Pedretti would have played an 18-year-old Sebold, who was raped as a first-year university student in 1981 and then identified a man in the street months later as her attacker. “He was smiling as he approached,” wrote Sebold in Lucky. “He recognized me. It was a stroll in the park to him; he had met an acquaintance on the street. ‘Hey, girl,’ he said. ‘Don’t I know you from somewhere?’ . . . I looked directly at him. Knew his face had been the face over me in the tunnel.”

This man was 20-year-old Anthony Broadwater, home from the Marine Corps to visit his ill father, who served 16 years in prison after being erroneously found guilty of Sebold’s rape. After Broadwater—who is Black—was arrested, Sebold identified a different man in a police lineup; but Sebold still identified Broadwater as her rapist on the witness stand, after a prosecutor told her that Broadwater and the man she identified in the lineup were friends conspiring to trick her.

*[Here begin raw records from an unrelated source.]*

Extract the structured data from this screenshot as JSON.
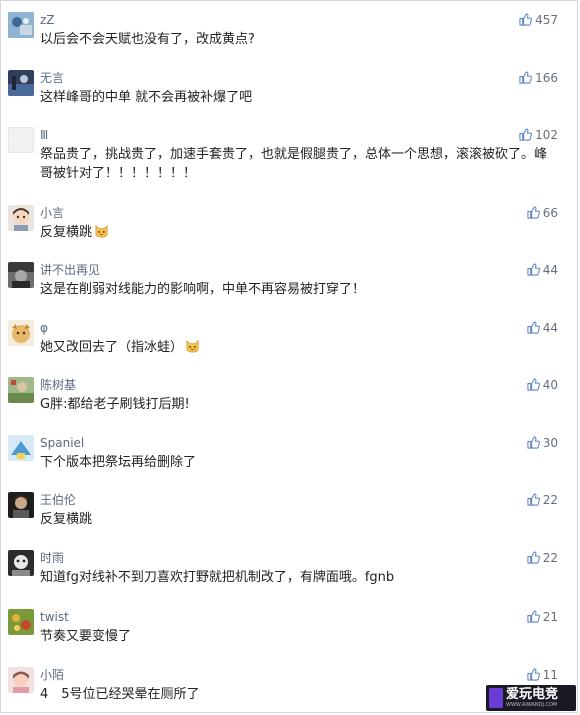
{
  "comments": [
    {
      "user": "zZ",
      "text": "以后会不会天赋也没有了，改成黄点?",
      "likes": "457",
      "avatar": "avatar-icon",
      "emoji": false
    },
    {
      "user": "无言",
      "text": "这样峰哥的中单 就不会再被补爆了吧",
      "likes": "166",
      "avatar": "avatar-icon",
      "emoji": false
    },
    {
      "user": "Ⅲ",
      "text": "祭品贵了，挑战贵了，加速手套贵了，也就是假腿贵了，总体一个思想，滚滚被砍了。峰哥被针对了！！！！！！！",
      "likes": "102",
      "avatar": "avatar-icon",
      "emoji": false
    },
    {
      "user": "小言",
      "text": "反复横跳",
      "likes": "66",
      "avatar": "avatar-icon",
      "emoji": true
    },
    {
      "user": "讲不出再见",
      "text": "这是在削弱对线能力的影响啊，中单不再容易被打穿了！",
      "likes": "44",
      "avatar": "avatar-icon",
      "emoji": false
    },
    {
      "user": "φ",
      "text": "她又改回去了（指冰蛙）",
      "likes": "44",
      "avatar": "avatar-icon",
      "emoji": true
    },
    {
      "user": "陈树基",
      "text": "G胖:都给老子刷钱打后期!",
      "likes": "40",
      "avatar": "avatar-icon",
      "emoji": false
    },
    {
      "user": "Spaniel",
      "text": "下个版本把祭坛再给删除了",
      "likes": "30",
      "avatar": "avatar-icon",
      "emoji": false
    },
    {
      "user": "王伯伦",
      "text": "反复横跳",
      "likes": "22",
      "avatar": "avatar-icon",
      "emoji": false
    },
    {
      "user": "时雨",
      "text": "知道fg对线补不到刀喜欢打野就把机制改了，有牌面哦。fgnb",
      "likes": "22",
      "avatar": "avatar-icon",
      "emoji": false
    },
    {
      "user": "twist",
      "text": "节奏又要变慢了",
      "likes": "21",
      "avatar": "avatar-icon",
      "emoji": false
    },
    {
      "user": "小陌",
      "text": "4　5号位已经哭晕在厕所了",
      "likes": "11",
      "avatar": "avatar-icon",
      "emoji": false
    }
  ],
  "watermark": {
    "title": "爱玩电竞",
    "subtitle": "WWW.AIWANDJ.COM"
  },
  "colors": {
    "name": "#5b6b80",
    "text": "#222222",
    "like": "#66707c"
  }
}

The case relied on Sebold’s courtroom identification and microscopic hair analysis, which has now been discredited. Broadwater finished his sentence in 1999, but remained on New York’s sex offender registry. At the court hearing this month where Broadwater’s conviction was overturned, Onondaga county district attorney William Fitzpatrick said, “I’m not going to sully this proceeding by saying, ‘I’m sorry.’ That doesn’t cut it. This never should have happened.”

“I’ve been crying tears of joy and relief the last couple of days,” Broadwater told the Associated Press after his exoneration. “I’m so elated, the cold can’t even keep me cold.”

The exoneration was set in motion by Tim Mucciante, producer of the adaptation of Lucky. Mucciante had signed on as executive producer, but became skeptical of Broadwater’s guilt after reading the first draft of the script, which was significantly different than the memoir. In June, Mucciante left the project and hired a private investigator, who put him in touch with the defense lawyers who eventually overturned Broadwater’s conviction. When contacted by Variety about the adaptation’s cancellation, Mucciante had no further comment.